Of course, you'll have to use wire that has a higher resistance... ...and a lot more of it. But it will perform much better. With thinner wire, you can squeeze in a ton of surface area for that heat to distribute across and it will have less mass, meaning it heats up AND cools down quicker. It's also more power efficient, meaning the returns you see on each watt will be increased.

If you wanna go stupid high-power, go for a quad-battery series-parallel mod. Two series pairs wired in parallel, meaning double voltage AND double headroom. A well-made one can actually get you beyond where you can get super-subbing and do so safely. You can really go crazy with it. A .2 will yield 350w for 42A. Wouldn't recommend that at all, but the capability is there.

All that being said, I wouldn't recommend using either of those without a good bit of experience and knowledge under your belt. It's important that you know exactly how everything shakes down. Don't take this the wrong way, but if you have to ask these questions, then you probably aren't ready to be messing around with any of this stuff. Stick to what you know for now. That's the golden rule.

I'm glad you asked instead of just going through with it - that was the right thing to do, but that is nonetheless the truth. These things are important to discuss, but talking about it is one thing...

I have an RX200, and a Cuboid. Both limit me to .1 ohm, the Fuchai will drop to .05, but the one I had died after 3 months so I probably won't do that again.
Regulated devices handle current differently. A .1 on a regulated mod doesn't translate to the same battery load as it would on a mech. Regulated mods run in series and use a buck converter to exchange the extra voltage for current. It only draws as much current from the batteries as it needs to generate the wattage going to the coils.

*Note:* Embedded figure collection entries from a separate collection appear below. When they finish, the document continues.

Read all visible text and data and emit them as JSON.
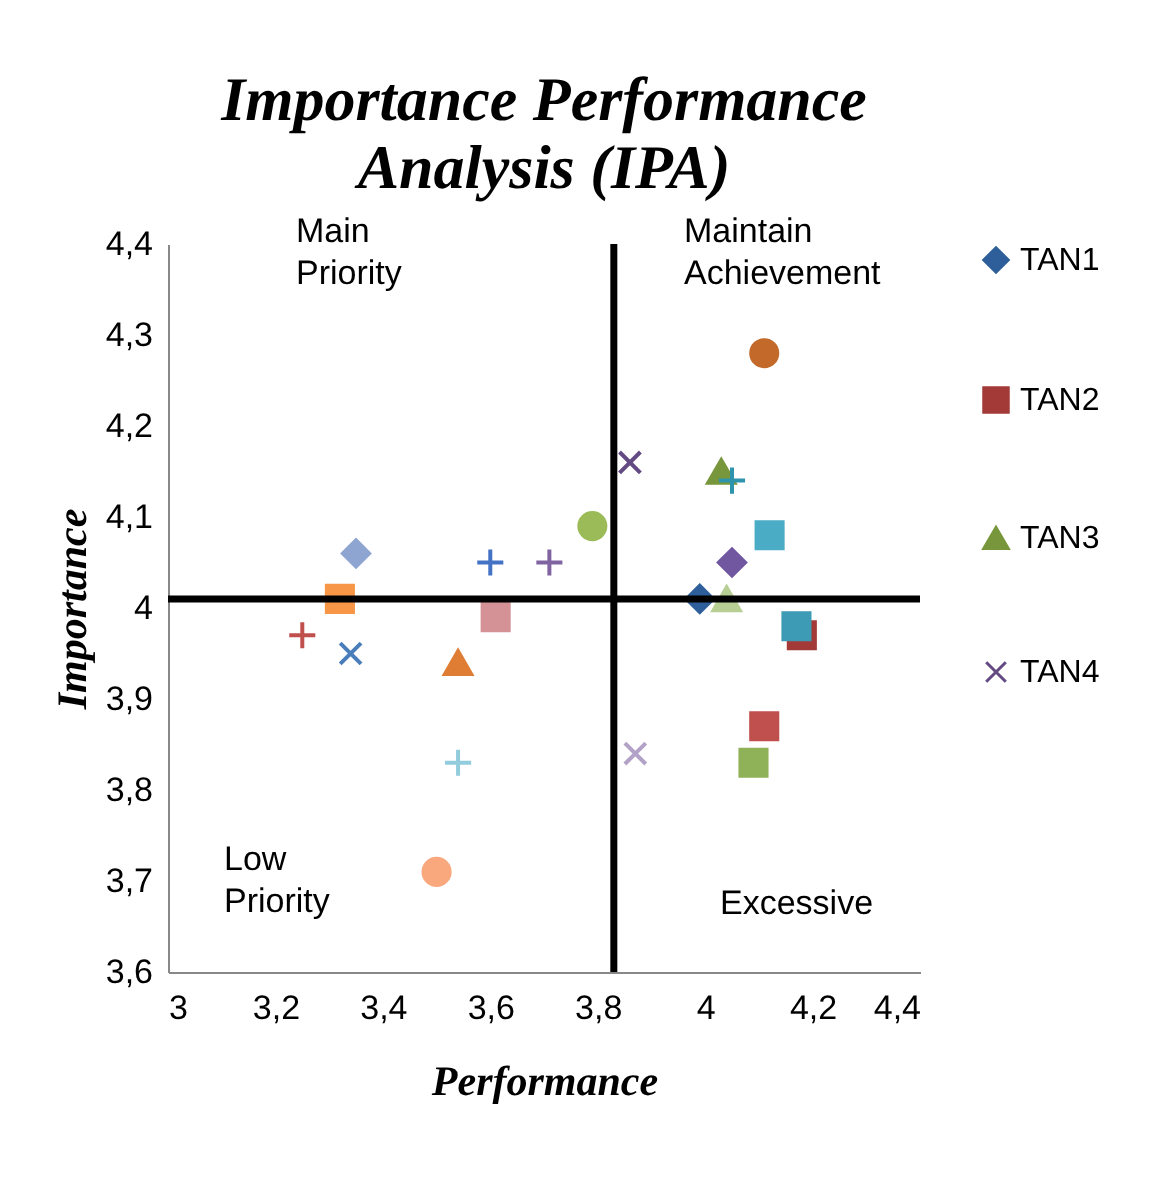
{
  "chart_data": {
    "type": "scatter",
    "title": "Importance Performance Analysis (IPA)",
    "xlabel": "Performance",
    "ylabel": "Importance",
    "xlim": [
      3,
      4.4
    ],
    "xticks": [
      3,
      {
        "value": 3.2,
        "label": "3,2"
      },
      {
        "value": 3.4,
        "label": "3,4"
      },
      {
        "value": 3.6,
        "label": "3,6"
      },
      {
        "value": 3.8,
        "label": "3,8"
      },
      4,
      {
        "value": 4.2,
        "label": "4,2"
      },
      {
        "value": 4.4,
        "label": "4,4"
      }
    ],
    "ylim": [
      3.6,
      4.4
    ],
    "yticks": [
      {
        "value": 3.6,
        "label": "3,6"
      },
      {
        "value": 3.7,
        "label": "3,7"
      },
      {
        "value": 3.8,
        "label": "3,8"
      },
      {
        "value": 3.9,
        "label": "3,9"
      },
      4,
      {
        "value": 4.1,
        "label": "4,1"
      },
      {
        "value": 4.2,
        "label": "4,2"
      },
      {
        "value": 4.3,
        "label": "4,3"
      },
      {
        "value": 4.4,
        "label": "4,4"
      }
    ],
    "grid": false,
    "legend": "right",
    "ref_lines": [
      {
        "axis": "x",
        "value": 3.83,
        "color": "#000000"
      },
      {
        "axis": "y",
        "value": 4.01,
        "color": "#000000"
      }
    ],
    "annotations": [
      "Main Priority",
      "Maintain Achievement",
      "Low Priority",
      "Excessive"
    ],
    "series": [
      {
        "name": "TAN1",
        "color": "#2e5f9a",
        "marker": "diamond",
        "x": [
          3.99
        ],
        "values": [
          4.01
        ]
      },
      {
        "name": "TAN2",
        "color": "#a33a37",
        "marker": "square",
        "x": [
          4.18
        ],
        "values": [
          3.97
        ]
      },
      {
        "name": "TAN3",
        "color": "#78963c",
        "marker": "triangle",
        "x": [
          4.03
        ],
        "values": [
          4.15
        ]
      },
      {
        "name": "TAN4",
        "color": "#634a82",
        "marker": "x",
        "x": [
          3.86
        ],
        "values": [
          4.16
        ]
      },
      {
        "color": "#2e93ad",
        "marker": "cross",
        "x": [
          4.05
        ],
        "values": [
          4.14
        ]
      },
      {
        "color": "#c36a2a",
        "marker": "circle",
        "x": [
          4.11
        ],
        "values": [
          4.28
        ]
      },
      {
        "color": "#4bacc6",
        "marker": "square",
        "x": [
          4.12
        ],
        "values": [
          4.08
        ]
      },
      {
        "color": "#7156a0",
        "marker": "diamond",
        "x": [
          4.05
        ],
        "values": [
          4.05
        ]
      },
      {
        "color": "#b7cf94",
        "marker": "triangle",
        "x": [
          4.04
        ],
        "values": [
          4.01
        ]
      },
      {
        "color": "#3d9bb5",
        "marker": "square",
        "x": [
          4.17
        ],
        "values": [
          3.98
        ]
      },
      {
        "color": "#c0504d",
        "marker": "square",
        "x": [
          4.11
        ],
        "values": [
          3.87
        ]
      },
      {
        "color": "#8fb157",
        "marker": "square",
        "x": [
          4.09
        ],
        "values": [
          3.83
        ]
      },
      {
        "color": "#b3a2c7",
        "marker": "x",
        "x": [
          3.87
        ],
        "values": [
          3.84
        ]
      },
      {
        "color": "#9bbb59",
        "marker": "circle",
        "x": [
          3.79
        ],
        "values": [
          4.09
        ]
      },
      {
        "color": "#8064a2",
        "marker": "cross",
        "x": [
          3.71
        ],
        "values": [
          4.05
        ]
      },
      {
        "color": "#4472c4",
        "marker": "cross",
        "x": [
          3.6
        ],
        "values": [
          4.05
        ]
      },
      {
        "color": "#d49297",
        "marker": "square",
        "x": [
          3.61
        ],
        "values": [
          3.99
        ]
      },
      {
        "color": "#e07d35",
        "marker": "triangle",
        "x": [
          3.54
        ],
        "values": [
          3.94
        ]
      },
      {
        "color": "#93cddd",
        "marker": "cross",
        "x": [
          3.54
        ],
        "values": [
          3.83
        ]
      },
      {
        "color": "#f9a87e",
        "marker": "circle",
        "x": [
          3.5
        ],
        "values": [
          3.71
        ]
      },
      {
        "color": "#8ea5d1",
        "marker": "diamond",
        "x": [
          3.35
        ],
        "values": [
          4.06
        ]
      },
      {
        "color": "#f79646",
        "marker": "square",
        "x": [
          3.32
        ],
        "values": [
          4.01
        ]
      },
      {
        "color": "#4a7ebb",
        "marker": "x",
        "x": [
          3.34
        ],
        "values": [
          3.95
        ]
      },
      {
        "color": "#c0504d",
        "marker": "cross",
        "x": [
          3.25
        ],
        "values": [
          3.97
        ]
      }
    ]
  }
}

As an example, let's say you're running a .1 @ 150w on a dual battery regulated box. For it to first generate the power, it will pull just shy of 20A @ 8.4v from the batteries. The buck converter then feeds the atty nearly 40A @ 3.9v. It gives the coil the 40A it needs to run at 150w as per ohm's law, but doesn't take current that the batteries can't handle. This is why you can safely super-sub on a regulated box. It's not drawing as much current as it's dishing out.